For in a life of labor one can find
A meaningful endeavor, he would say;
And play, in moderation, serves in rhyme:
For labors merit joy throughout the day.
Yet though he led his flock beneath the sun
For meaning and to leave what's more behind,
His teaching, in the end, came well undone,
When drunk upon his vanity he died.
  In life, he hadn't shared an ounce of freedom;
  But, in his death, he left a word of wisdom.'''

# We do not know any prompt that was used
# so pass in empty prompt
num_green = count_green("", poem_text)

# Subtract one from total token count because
# we do not know whether first is green
num_tokens = count_tokens(poem_text) - 1


print(cbinomial(num_green, num_tokens, 0.5))
# Out [1] : 0.8681021272009385

The result of 86.8% does not allow me to say that it was composed by the watermarked language model because we expect 86.8% of human-generated texts of the same size to have the same number as or more green tokens than the poem.

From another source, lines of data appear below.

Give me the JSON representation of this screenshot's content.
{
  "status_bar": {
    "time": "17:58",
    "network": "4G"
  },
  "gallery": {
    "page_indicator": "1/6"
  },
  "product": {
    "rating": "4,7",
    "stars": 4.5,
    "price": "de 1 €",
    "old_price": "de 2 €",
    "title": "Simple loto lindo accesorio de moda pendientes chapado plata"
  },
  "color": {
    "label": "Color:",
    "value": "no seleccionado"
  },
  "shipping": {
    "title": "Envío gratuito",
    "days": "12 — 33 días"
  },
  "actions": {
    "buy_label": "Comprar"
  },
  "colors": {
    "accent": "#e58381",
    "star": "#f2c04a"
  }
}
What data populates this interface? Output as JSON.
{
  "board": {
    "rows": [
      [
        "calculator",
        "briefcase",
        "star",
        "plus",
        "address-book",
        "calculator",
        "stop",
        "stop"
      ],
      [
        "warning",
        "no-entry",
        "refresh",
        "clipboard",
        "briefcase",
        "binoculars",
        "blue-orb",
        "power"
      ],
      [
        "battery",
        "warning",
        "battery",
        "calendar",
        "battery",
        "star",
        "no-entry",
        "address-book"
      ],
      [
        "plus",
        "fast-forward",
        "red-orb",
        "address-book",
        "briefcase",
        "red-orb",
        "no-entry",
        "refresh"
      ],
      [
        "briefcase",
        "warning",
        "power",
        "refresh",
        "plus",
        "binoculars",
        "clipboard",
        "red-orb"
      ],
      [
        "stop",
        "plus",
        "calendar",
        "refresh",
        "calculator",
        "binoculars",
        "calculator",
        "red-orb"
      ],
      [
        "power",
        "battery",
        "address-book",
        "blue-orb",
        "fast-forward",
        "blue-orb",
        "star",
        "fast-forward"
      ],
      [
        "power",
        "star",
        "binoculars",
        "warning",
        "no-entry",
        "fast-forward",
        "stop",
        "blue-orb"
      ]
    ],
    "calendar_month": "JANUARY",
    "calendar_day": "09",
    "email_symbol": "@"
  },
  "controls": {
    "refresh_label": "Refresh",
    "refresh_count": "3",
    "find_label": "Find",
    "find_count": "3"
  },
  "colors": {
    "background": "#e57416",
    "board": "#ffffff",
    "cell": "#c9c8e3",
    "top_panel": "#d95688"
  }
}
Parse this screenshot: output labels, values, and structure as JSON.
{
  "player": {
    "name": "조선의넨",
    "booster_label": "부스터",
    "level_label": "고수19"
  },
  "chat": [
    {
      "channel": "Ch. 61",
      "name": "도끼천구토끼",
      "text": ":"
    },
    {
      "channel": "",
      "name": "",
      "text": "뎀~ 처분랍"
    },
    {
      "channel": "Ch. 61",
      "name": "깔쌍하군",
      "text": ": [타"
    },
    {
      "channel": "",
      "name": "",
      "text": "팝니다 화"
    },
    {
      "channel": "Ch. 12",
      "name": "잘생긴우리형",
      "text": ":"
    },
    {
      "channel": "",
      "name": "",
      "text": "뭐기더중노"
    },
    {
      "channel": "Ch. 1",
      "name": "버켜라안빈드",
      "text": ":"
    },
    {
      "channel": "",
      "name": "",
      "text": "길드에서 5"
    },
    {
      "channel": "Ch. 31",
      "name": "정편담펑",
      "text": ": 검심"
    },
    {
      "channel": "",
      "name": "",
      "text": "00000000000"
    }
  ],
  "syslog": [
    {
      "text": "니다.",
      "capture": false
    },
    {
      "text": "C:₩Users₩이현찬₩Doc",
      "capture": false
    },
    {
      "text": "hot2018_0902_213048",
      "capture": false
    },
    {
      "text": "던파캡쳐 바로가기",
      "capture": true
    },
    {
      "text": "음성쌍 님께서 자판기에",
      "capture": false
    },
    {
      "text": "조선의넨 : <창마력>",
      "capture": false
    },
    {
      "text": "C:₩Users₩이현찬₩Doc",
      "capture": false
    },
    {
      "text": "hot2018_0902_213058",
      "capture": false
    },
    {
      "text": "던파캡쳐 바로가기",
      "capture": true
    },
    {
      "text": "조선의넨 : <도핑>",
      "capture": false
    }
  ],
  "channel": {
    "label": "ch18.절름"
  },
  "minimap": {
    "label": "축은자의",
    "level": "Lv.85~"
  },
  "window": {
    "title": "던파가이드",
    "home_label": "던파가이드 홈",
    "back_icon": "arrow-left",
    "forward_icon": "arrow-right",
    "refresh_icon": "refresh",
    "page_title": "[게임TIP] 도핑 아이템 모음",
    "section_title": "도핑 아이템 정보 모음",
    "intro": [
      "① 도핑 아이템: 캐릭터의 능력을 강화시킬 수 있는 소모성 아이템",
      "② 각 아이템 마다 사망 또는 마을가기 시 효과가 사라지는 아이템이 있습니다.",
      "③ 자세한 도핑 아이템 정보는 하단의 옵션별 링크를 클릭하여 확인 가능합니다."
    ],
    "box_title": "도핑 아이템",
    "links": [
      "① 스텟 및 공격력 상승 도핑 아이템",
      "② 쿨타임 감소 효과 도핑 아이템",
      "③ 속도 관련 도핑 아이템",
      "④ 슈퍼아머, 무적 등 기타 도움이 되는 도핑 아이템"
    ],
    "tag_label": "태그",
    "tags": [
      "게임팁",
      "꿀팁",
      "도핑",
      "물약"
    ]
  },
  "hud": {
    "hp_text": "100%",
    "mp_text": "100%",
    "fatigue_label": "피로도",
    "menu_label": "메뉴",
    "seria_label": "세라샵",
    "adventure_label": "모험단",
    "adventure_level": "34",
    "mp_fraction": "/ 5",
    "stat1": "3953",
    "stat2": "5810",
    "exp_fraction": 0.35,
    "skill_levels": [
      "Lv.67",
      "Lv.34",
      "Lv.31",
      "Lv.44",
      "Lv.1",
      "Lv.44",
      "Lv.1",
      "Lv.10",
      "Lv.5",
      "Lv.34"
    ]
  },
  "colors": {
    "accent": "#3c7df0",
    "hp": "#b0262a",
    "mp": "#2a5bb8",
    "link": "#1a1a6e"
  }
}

The reason for choosing a higher threshold is to ensure, beyond reasonable doubt, that a text indeed was watermarked-language-model composed. We may still want a lower threshold, though, because higher thresholds, while avoiding false positives, also create more false negatives, which entail falsely classifying a watermarked text not to have been watermarked-language-model composed.

Conclusion

With the functions coded and discussed above, we have the tools to watermark a language model, to detect the number of green, i.e. marked, tokens in a given text, and to make statistical inference for a text based on the expected number of green tokens and the amount of green tokens present in the text. Not covered was determining the number of false negatives to expect.

Determining how many false negatives we will have is a little bit trickier, not only because need we to consider the threshold that we set, but because the number of green tokens that will appear in a watermarked text depends on the selected value of $\delta$. For now, I leave this as something to be learned from the original paper.